4) Várias decisões judiciais ajudam a dirimir possíveis dúvidas a respeito da definição de trabalho em condição análoga à de escravo. Serve de referência a posição unânime da 4ª Turma do Tribunal Superior de Justiça (TST) a respeito do caso de escravidão ocorrido na fazenda do senador João Ribeiro (PR-TO), um dos principais aliados políticos de Kátia Abreu no Tocantins. No acórdão, o ministro Barros Levenhagen reitera o entendimento – emanado em julgamento prévio do Tribunal Regional do Trabalho da 8ª Região (TRT-8) – de que “a caracterização do trabalho em condições degradantes e de jornadas exaustivas” é suficiente para a “configuração de trabalho em condição análoga a de escravo”.

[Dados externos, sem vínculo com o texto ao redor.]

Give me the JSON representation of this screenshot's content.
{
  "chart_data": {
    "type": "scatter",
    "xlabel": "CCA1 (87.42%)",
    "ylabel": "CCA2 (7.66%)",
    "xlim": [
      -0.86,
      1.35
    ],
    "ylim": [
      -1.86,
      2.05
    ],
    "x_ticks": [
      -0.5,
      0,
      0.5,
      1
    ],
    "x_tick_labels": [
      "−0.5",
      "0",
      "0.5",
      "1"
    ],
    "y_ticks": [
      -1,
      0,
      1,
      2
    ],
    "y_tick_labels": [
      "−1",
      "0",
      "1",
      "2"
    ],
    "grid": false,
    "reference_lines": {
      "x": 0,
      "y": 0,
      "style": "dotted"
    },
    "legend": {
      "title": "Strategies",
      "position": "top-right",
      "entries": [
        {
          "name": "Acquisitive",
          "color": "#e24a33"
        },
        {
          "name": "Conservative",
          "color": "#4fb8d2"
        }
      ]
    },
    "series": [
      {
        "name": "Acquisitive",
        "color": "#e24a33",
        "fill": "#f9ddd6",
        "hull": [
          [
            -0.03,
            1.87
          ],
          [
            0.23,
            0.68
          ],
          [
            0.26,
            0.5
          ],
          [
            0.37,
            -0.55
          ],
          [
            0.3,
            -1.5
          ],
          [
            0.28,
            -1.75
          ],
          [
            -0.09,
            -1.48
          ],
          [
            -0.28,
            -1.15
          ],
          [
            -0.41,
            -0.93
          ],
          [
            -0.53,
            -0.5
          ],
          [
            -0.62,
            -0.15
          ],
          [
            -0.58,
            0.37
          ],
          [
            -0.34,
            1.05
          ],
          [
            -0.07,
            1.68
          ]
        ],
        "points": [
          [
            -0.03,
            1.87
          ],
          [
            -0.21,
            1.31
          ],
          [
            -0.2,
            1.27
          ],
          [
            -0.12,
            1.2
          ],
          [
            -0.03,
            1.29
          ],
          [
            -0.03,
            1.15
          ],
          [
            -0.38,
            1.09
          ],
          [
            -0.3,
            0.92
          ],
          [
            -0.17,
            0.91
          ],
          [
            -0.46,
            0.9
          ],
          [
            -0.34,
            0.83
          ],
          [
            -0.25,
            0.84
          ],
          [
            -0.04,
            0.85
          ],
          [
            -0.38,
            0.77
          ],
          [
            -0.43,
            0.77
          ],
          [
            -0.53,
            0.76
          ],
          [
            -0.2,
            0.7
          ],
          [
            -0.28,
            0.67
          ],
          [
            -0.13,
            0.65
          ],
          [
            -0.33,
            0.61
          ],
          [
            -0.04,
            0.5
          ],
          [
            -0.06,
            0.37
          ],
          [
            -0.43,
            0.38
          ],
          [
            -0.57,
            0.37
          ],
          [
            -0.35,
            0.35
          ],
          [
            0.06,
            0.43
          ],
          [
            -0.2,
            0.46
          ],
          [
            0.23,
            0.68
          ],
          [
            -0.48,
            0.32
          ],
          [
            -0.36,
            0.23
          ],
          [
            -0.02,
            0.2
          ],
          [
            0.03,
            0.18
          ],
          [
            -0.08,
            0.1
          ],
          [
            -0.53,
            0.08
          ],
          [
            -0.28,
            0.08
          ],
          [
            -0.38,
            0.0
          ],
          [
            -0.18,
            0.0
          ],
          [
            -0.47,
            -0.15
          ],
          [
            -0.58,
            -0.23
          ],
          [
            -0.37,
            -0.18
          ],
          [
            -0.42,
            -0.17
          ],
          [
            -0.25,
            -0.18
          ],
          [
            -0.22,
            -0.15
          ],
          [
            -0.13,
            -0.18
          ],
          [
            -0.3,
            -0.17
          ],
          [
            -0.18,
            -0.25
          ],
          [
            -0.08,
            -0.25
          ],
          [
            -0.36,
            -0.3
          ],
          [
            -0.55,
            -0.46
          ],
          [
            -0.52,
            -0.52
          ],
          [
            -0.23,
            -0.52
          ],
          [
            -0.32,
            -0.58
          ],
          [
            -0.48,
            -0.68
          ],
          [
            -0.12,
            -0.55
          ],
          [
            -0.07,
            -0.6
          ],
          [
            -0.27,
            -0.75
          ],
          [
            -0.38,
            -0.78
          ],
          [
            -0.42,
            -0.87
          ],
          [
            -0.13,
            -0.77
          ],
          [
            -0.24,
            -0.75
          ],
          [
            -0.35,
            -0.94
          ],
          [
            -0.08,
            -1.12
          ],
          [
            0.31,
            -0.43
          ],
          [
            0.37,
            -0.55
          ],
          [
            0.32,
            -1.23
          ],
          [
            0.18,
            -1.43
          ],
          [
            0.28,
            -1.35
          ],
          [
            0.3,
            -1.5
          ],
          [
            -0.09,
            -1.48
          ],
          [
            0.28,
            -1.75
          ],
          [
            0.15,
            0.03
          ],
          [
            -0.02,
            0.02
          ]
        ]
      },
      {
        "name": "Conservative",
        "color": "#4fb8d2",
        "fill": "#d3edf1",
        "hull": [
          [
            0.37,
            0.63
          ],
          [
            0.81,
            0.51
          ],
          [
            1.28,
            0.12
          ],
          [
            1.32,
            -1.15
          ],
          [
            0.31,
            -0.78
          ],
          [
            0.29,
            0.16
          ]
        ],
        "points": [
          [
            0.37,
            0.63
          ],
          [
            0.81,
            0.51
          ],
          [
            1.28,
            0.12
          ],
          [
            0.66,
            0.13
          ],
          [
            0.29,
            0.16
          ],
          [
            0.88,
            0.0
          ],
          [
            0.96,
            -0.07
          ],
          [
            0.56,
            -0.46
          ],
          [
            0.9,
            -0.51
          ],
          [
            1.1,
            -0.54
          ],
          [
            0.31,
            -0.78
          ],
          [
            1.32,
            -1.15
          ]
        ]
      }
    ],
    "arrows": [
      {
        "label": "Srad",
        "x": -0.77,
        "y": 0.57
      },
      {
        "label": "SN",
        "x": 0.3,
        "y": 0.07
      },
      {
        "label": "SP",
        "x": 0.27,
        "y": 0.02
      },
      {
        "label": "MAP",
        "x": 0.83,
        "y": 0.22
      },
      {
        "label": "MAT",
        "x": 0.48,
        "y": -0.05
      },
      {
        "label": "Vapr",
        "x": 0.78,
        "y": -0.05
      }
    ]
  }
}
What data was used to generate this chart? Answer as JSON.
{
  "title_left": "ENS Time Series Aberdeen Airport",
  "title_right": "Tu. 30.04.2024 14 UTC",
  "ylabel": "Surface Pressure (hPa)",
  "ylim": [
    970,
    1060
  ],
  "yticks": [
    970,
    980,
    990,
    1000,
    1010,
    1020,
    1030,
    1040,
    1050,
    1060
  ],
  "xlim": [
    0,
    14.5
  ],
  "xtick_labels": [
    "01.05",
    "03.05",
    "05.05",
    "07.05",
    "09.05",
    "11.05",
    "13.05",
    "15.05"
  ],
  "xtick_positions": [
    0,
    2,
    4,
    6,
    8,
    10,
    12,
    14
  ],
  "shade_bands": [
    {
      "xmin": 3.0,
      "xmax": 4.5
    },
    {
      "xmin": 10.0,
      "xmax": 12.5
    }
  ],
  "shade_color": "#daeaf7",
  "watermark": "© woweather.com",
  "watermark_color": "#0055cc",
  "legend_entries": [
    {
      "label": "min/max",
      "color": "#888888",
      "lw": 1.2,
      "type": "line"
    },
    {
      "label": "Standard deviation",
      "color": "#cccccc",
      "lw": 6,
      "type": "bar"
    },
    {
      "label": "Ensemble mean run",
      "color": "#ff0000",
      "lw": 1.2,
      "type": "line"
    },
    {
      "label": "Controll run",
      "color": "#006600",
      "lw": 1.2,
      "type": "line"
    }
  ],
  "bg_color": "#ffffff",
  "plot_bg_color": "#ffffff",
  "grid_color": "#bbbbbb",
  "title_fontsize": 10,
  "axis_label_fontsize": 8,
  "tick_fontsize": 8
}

5) A PEC 438/2001 não tem como objetivo rever critérios referentes ao trabalho escravo, como faz querer crer o deputado. No final da resposta à pergunta dos jornalistas, é possível verificar a afirmação de que a PEC “visa deixar as regras claras, dar segurança jurídica“. Não é isso. A proposta visa tão somente alterar o Art. 243 da Constituição Federal, que trata do confisco de propriedades em que forem encontradas lavouras de plantas psicotrópicas ilegais. A emenda propõe apenas que a punição prevista para o flagrante de cultivo de drogas ilícitas também seja estendida para casos de trabalho escravo. 

Irajá recebeu o apoio direto de 39,3 mil eleitores para representar o povo do Tocantins. E, assim como sua mãe Kátia, está de saída do DEM para o PSD, nova agremiação inaugurada pelo prefeito de São Paulo, Gilberto Kassab, e por outros políticos dissidentes. De acordo com estatísticas compiladas pela Comissão Pastoral da Terra (CPT), mais de 2,4 mil pessoas foram libertadas de fazendas do Tocantins apenas entre 2001 e 2010.